Friday, November 2, 2007

The calamity of Iraq has not even won us cheap oil

We knew the war was built on lies - but to have increased petrol prices as well as terror will surely seal history's verdict

Geoffrey Wheatcroft
Friday November 2, 2007
The Guardian

".....Finally there is what has sometimes been dismissed as a conspiracy theory: that it was really a war for oil. This idea looks a little less cranky now that Alan Greenspan, the former head of the Federal Reserve Board, has acknowledged "what everyone knows: the Iraq war is largely about oil". But here again, there was no need to await his verdict. After all, the most powerful man in British politics had told us the same thing even before the war began. "The greatest thing to come out of this for the world economy," said Rupert Murdoch, "would be $20 a barrel for oil."

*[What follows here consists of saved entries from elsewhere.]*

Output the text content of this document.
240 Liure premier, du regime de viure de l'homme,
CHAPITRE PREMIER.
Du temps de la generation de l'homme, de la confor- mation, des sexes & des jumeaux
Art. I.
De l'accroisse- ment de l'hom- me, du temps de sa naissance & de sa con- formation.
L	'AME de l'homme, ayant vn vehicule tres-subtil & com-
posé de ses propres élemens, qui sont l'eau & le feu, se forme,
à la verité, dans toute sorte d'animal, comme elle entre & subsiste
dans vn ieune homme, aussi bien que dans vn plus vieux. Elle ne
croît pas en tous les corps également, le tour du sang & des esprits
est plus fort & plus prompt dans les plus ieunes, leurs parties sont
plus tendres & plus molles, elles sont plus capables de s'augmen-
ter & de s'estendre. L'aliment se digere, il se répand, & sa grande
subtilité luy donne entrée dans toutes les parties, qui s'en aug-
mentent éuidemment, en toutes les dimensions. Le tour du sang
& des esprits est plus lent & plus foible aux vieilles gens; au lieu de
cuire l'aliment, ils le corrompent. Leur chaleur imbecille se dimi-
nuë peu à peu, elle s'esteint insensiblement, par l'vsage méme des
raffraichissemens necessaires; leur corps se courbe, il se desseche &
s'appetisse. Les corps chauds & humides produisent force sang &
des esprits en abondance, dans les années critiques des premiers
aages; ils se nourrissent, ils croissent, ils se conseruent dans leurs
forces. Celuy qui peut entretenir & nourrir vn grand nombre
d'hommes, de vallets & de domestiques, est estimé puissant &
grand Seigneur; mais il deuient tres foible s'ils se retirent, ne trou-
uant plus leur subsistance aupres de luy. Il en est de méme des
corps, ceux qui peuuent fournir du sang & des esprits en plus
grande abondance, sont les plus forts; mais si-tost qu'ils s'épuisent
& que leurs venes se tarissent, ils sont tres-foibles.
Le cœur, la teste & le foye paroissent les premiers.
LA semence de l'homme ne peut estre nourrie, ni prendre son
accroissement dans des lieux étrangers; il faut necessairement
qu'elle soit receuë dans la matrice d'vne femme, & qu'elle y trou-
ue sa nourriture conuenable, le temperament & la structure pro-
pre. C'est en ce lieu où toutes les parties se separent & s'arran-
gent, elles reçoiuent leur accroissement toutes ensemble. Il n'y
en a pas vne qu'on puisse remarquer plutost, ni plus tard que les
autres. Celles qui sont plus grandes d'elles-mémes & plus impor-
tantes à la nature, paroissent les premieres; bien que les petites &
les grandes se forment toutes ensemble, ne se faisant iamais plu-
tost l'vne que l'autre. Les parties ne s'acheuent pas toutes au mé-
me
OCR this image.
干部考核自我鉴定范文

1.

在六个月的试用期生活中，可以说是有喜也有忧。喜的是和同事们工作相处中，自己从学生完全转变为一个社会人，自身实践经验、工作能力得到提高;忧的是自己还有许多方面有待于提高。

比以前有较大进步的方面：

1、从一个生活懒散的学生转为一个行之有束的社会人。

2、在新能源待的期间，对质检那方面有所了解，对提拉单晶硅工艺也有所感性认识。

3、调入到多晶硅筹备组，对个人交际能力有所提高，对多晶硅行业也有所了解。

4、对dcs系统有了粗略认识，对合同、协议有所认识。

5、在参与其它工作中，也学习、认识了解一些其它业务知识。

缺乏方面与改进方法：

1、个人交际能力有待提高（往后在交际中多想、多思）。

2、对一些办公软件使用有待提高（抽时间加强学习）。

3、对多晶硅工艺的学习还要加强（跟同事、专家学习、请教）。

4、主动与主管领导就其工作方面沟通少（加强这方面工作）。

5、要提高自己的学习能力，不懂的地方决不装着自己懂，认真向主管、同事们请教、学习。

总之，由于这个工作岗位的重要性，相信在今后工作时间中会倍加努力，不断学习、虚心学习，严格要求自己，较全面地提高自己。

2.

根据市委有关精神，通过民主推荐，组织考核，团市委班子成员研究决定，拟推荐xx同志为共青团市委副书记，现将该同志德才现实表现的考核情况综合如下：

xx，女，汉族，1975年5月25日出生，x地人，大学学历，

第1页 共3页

And so, on top of the whole list of false predictions and collapsed justifications, we have this final absurdity. As both Greenspan and Murdoch have very likely noticed, the price of oil hit a record $96 a barrel yesterday, and is still going up.

In April 2003, our previous prime minister confidently pronounced that "just as we had a strategy for war, so we have a strategy for peace". It is not pre-empting the judgment of history to say with even greater confidence that no good whatever has come out of this war, that no single good reason for it can any longer be adduced - and that "we" had never had any plan at all, not to say the faintest idea what "we" were doing."